Beauvais
Selon les commentaires de César, le peuple des Bellovaques semblait représenter un poids considérable sur l'échiquier politique gaulois. Mais la province n'avait sans doute pas les moyens de ses prétentions annoncées et l'articulation des terres explique ce phénomène. Le pays se trouve en périphérie du groupe des grandes provinces septentrionales et dispose par la vallée du Thérain d'un accès aux voies fluviales du bassin de la Seine. Il couvre également un vaste territoire donnant sur le rivage de la Manche où l'adhésion au système politique était aléatoire. La zone ainsi coiffée constitue un rectangle de 60 km de large sur 130 km de long, soit plus de 700.000 ha.
Vers la vallée de l'Oise qui correspond au cercle des métropoles septentrionales, les terres sont à vocation céréalières tandis que côté littoral, bocage et élevage semblent avoir dominé de tout temps. Même à l'époque faste de la Pax Romana, aucun centre d'importance n'est à signaler de ce côté et le phénomène s'est perpétué tout au long des vingt siècles qui vont suivre. Ce fait confirme une implantation rurale disséminée (de caractère celtique) qui porte les fonctions artisanales et marchandes vers de grosses bourgades toujours existantes aujourd'hui.
Cette dualité peut donner un ensemble économique équilibré si le pouvoir en place impose un cadre d'échange où les deux partis peuvent jouer leur rôle complémentaire et ce lieu de convergence apte à fixer une métropole économique correspond naturellement à la haute vallée du Thérain, là où se trouve la ville de Beauvais. Mais le lieu choisi pour l'implantation de la cité augustéenne de Caesaromagus-Theradunum était-il celui déjà choisi par le système politique gaulois? nous n'en sommes pas certains. Cependant, nous pouvons imaginer l'évolution socio-économique de ce peuple sur les siècles qui vont précéder la conquête de la manière suivante.

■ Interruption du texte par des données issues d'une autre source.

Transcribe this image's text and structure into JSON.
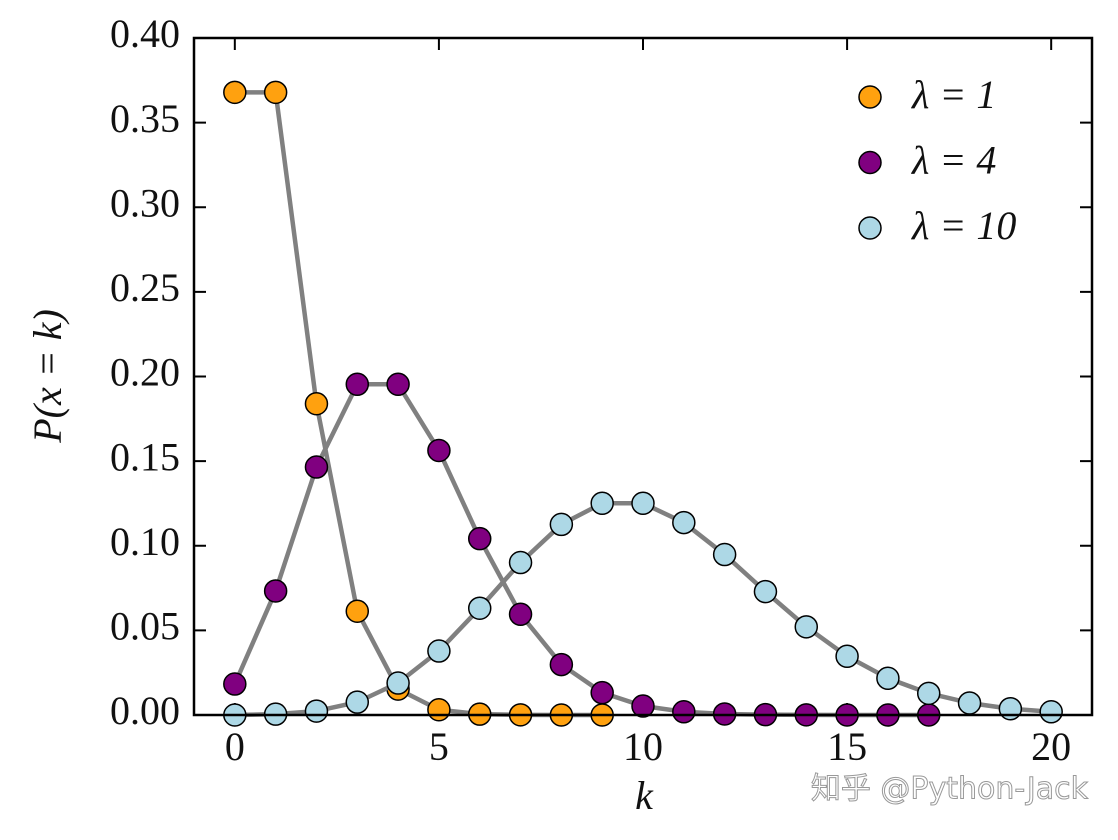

En région septentrionale, la période de la Tène, se caractérise par un important développement économique qui doit s'accompagner d'une forte poussée démographique. Avec la diffusion du fer, les moyens de labour et de transport se perfectionnent et l'exploitation céréalière l'emporte peu à peu sur la part réservée à l'élevage. Les grains ainsi obtenus (les seules calories alimentaires à longue conservation garantie) servent de monnaie d'échange et les exploitants qui se sont résolument engagées dans cette voie acquièrent des moyens sans cesse plus importants. Mais les terres septentrionales sont rapidement saturées et les cadets sans avoir partent à la recherche de nouvelles surfaces appropriées. Leur quête les mène naturellement vers la périphérie de l'espace ayant connu l'origine du phénomène. Ainsi, dès les IV° et III° siècles avant notre ère, ces nouveaux agriculteurs s'écartent de la vallée de l'Oise en remontant par la vallée du Thérain. Pour ensemencer et récolter, ils labourent des pâturages, bousculant ainsi les méthodes ancestrales. La mutation se fait parfois avec le concours des populations installées, parfois avec des heurts, mais à chaque génération qui passe, les méthodes nouvelles trouvent d'autres adeptes. Le domaine céréalier gagne ainsi la vallée du Thérain mais il atteint bientôt ses limites naturelles et la conjoncture socio-économique justifie un lieu d'échange. La dépression où se rencontrent les divers petits affluents de la rivière est toute indiquée pour recevoir ce centre de marché.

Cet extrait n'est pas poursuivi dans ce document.